A decentralized keeper is an autonomous agent – or a network of such agents – that monitors on-chain conditions and executes smart contract functions when those conditions are met. Keepers handle the “cron jobs” of DeFi: liquidations, oracle price updates, reward harvesting, limit-order execution, and any other task that a contract cannot trigger by itself because the EVM has no built-in scheduler.

Why Keepers Exist#

Smart contracts on Ethereum and other chains are reactive – they run only when an external account submits a transaction. Many protocol-critical actions (liquidating an under-collateralized loan, settling an expired option, compounding yield-farming rewards) must happen promptly, yet the contract cannot call itself. Keepers bridge this gap by watching for trigger conditions off-chain and submitting the necessary transaction when the time comes.

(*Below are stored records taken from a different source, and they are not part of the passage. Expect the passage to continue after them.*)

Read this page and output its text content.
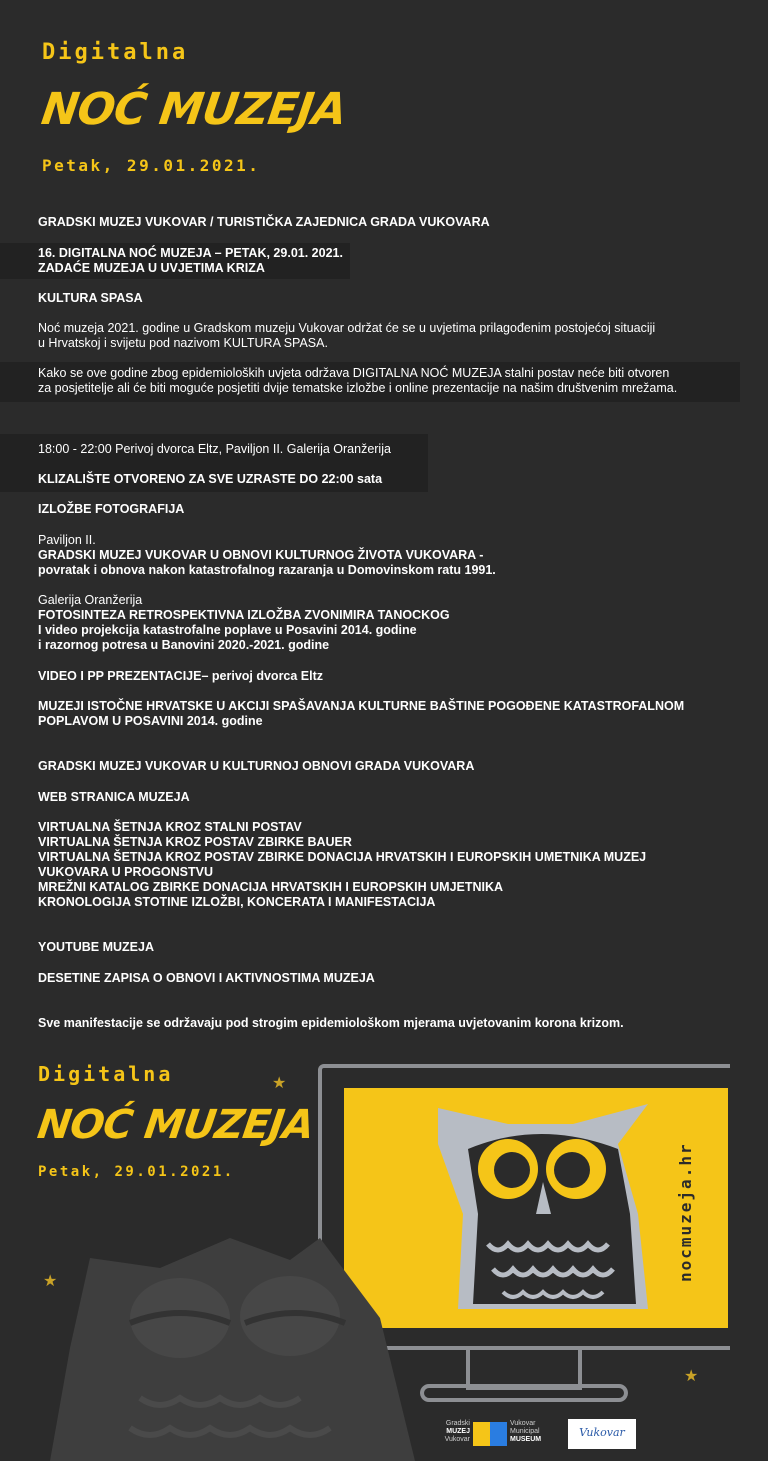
Digitalna
NOĆ MUZEJA
Petak, 29.01.2021.
GRADSKI MUZEJ VUKOVAR / TURISTIČKA ZAJEDNICA GRADA VUKOVARA
16. DIGITALNA NOĆ MUZEJA – PETAK, 29.01. 2021.
ZADAĆE MUZEJA U UVJETIMA KRIZA
KULTURA SPASA
Noć muzeja 2021. godine u Gradskom muzeju Vukovar održat će se u uvjetima prilagođenim postojećoj situaciji
u Hrvatskoj i svijetu pod nazivom KULTURA SPASA.
Kako se ove godine zbog epidemioloških uvjeta održava DIGITALNA NOĆ MUZEJA stalni postav neće biti otvoren
za posjetitelje ali će biti moguće posjetiti dvije tematske izložbe i online prezentacije na našim društvenim mrežama.
18:00 - 22:00 Perivoj dvorca Eltz, Paviljon II. Galerija Oranžerija
KLIZALIŠTE OTVORENO ZA SVE UZRASTE DO 22:00 sata
IZLOŽBE FOTOGRAFIJA
Paviljon II.
GRADSKI MUZEJ VUKOVAR U OBNOVI KULTURNOG ŽIVOTA VUKOVARA -
povratak i obnova nakon katastrofalnog razaranja u Domovinskom ratu 1991.
Galerija Oranžerija
FOTOSINTEZA RETROSPEKTIVNA IZLOŽBA ZVONIMIRA TANOCKOG
I video projekcija katastrofalne poplave u Posavini 2014. godine
i razornog potresa u Banovini 2020.-2021. godine
VIDEO I PP PREZENTACIJE– perivoj dvorca Eltz
MUZEJI ISTOČNE HRVATSKE U AKCIJI SPAŠAVANJA KULTURNE BAŠTINE POGOĐENE KATASTROFALNOM
POPLAVOM U POSAVINI 2014. godine
GRADSKI MUZEJ VUKOVAR U KULTURNOJ OBNOVI GRADA VUKOVARA
WEB STRANICA MUZEJA
VIRTUALNA ŠETNJA KROZ STALNI POSTAV
VIRTUALNA ŠETNJA KROZ POSTAV ZBIRKE BAUER
VIRTUALNA ŠETNJA KROZ POSTAV ZBIRKE DONACIJA HRVATSKIH I EUROPSKIH UMETNIKA MUZEJ
VUKOVARA U PROGONSTVU
MREŽNI KATALOG ZBIRKE DONACIJA HRVATSKIH I EUROPSKIH UMJETNIKA
KRONOLOGIJA STOTINE IZLOŽBI, KONCERATA I MANIFESTACIJA
YOUTUBE MUZEJA
DESETINE ZAPISA O OBNOVI I AKTIVNOSTIMA MUZEJA
Sve manifestacije se održavaju pod strogim epidemiološkom mjerama uvjetovanim korona krizom.
Digitalna
NOĆ MUZEJA
Petak, 29.01.2021.
★
★
★
nocmuzeja.hr
Gradski
MUZEJ
Vukovar
Vukovar
Municipal
MUSEUM
Vukovar
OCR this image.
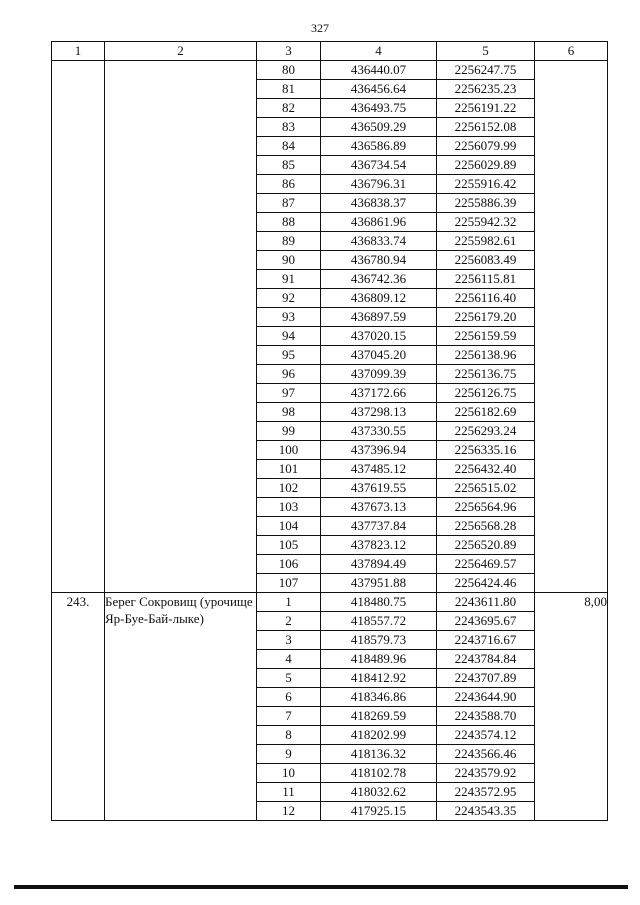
327
1	2	3	4	5	6
		80	436440.07	2256247.75	
		81	436456.64	2256235.23	
		82	436493.75	2256191.22	
		83	436509.29	2256152.08	
		84	436586.89	2256079.99	
		85	436734.54	2256029.89	
		86	436796.31	2255916.42	
		87	436838.37	2255886.39	
		88	436861.96	2255942.32	
		89	436833.74	2255982.61	
		90	436780.94	2256083.49	
		91	436742.36	2256115.81	
		92	436809.12	2256116.40	
		93	436897.59	2256179.20	
		94	437020.15	2256159.59	
		95	437045.20	2256138.96	
		96	437099.39	2256136.75	
		97	437172.66	2256126.75	
		98	437298.13	2256182.69	
		99	437330.55	2256293.24	
		100	437396.94	2256335.16	
		101	437485.12	2256432.40	
		102	437619.55	2256515.02	
		103	437673.13	2256564.96	
		104	437737.84	2256568.28	
		105	437823.12	2256520.89	
		106	437894.49	2256469.57	
		107	437951.88	2256424.46	
243.	Берег Сокровищ (урочище Яр-Буе-Бай-лыке)	1	418480.75	2243611.80	8,00
		2	418557.72	2243695.67	
		3	418579.73	2243716.67	
		4	418489.96	2243784.84	
		5	418412.92	2243707.89	
		6	418346.86	2243644.90	
		7	418269.59	2243588.70	
		8	418202.99	2243574.12	
		9	418136.32	2243566.46	
		10	418102.78	2243579.92	
		11	418032.62	2243572.95	
		12	417925.15	2243543.35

Why Decentralization Matters#

A single centralized bot can perform the same mechanical task, but it introduces a single point of failure. If the operator goes offline, misses a block, or acts maliciously, the protocol suffers. Decentralized keeper networks distribute the work across many independent participants, which provides:

  • Liveness – if one keeper is down, others pick up the task.
  • Censorship resistance – no single party can withhold execution.
  • Economic alignment – keepers compete for rewards, which keeps execution prompt and costs competitive.

Common Use Cases#

Task Example protocols
Liquidations Aave, Compound, Maker
Oracle price-feed updates Chainlink data feeds
Yield harvesting and auto-compounding Yearn, Beefy
Limit and stop-loss order execution DEX aggregators, on-chain order books
Rebalancing LP positions Concentrated-liquidity managers
Options and futures settlement On-chain derivatives protocols

Avoiding Duplicate Execution#

When multiple keepers watch the same trigger, naive execution would waste gas on redundant transactions. Networks use several techniques to prevent this:

  1. On-chain state locks – the contract flips a flag or advances a nonce as part of the keeper’s transaction, causing any competing transaction to revert.
  2. Turn-based rotation – keepers are assigned time slots or round-robin order so only one is eligible at any moment. Chainlink Automation uses a rotating-leader model.
  3. First-past-the-post rewards – only the transaction that actually changes state earns the reward; duplicate attempts simply burn gas, which is a strong economic disincentive.
  4. Off-chain coordination – some networks let keepers signal intent before submitting, reducing on-chain collisions.

Major Implementations#

Chainlink Automation is the most widely adopted keeper service. Developers register an “upkeep” by deploying a contract that implements two functions: checkUpkeep (a view function that returns whether work is needed) and performUpkeep (the state-changing call). Chainlink’s decentralized node network monitors checkUpkeep off-chain and calls performUpkeep when it returns true. Upkeeps are funded with LINK tokens, and the network uses a rotating-leader design to avoid duplicate execution.

Gelato Network#

Gelato offers a flexible automation layer that supports time-based triggers, on-chain condition checks, and off-chain “resolver” functions written in TypeScript. It supports multiple chains and integrates tightly with smart-contract wallets. Tasks can be funded with the protocol’s native token or with the network’s fee token.

Keep3r Network#

Created by Andre Cronje, Keep3r is a more permissionless marketplace: any protocol can post a “job,” and any bonded keeper can execute it. Keepers earn KP3R tokens for completed work. The system relies on bonding and slashing to deter misbehavior rather than on a managed node set.

Risks and Limitations#

Gas-cost spikes – during periods of extreme network congestion, keeper rewards may not cover gas costs, causing delays in time-sensitive actions like liquidations. This is a liveness risk for any protocol that depends on prompt keeper execution.

Incentive misalignment – if rewards are too low relative to gas costs or competing MEV opportunities, keepers may deprioritize a protocol’s tasks. Some protocols mitigate this by offering dynamic, gas-adjusted rewards.

MEV extraction – keepers that perform liquidations or large swaps can be sandwiched or front-run by MEV searchers, reducing their effective reward and potentially harming the protocol’s users.

Smart-contract risk – keepers interact with protocol contracts, so a vulnerability in either the keeper infrastructure or the target contract can be exploited. Both sides need thorough auditing.

Oracle dependency – keepers that trigger based on price data inherit the risks of the underlying oracle. Stale or manipulated feeds can cause incorrect liquidations or settlements.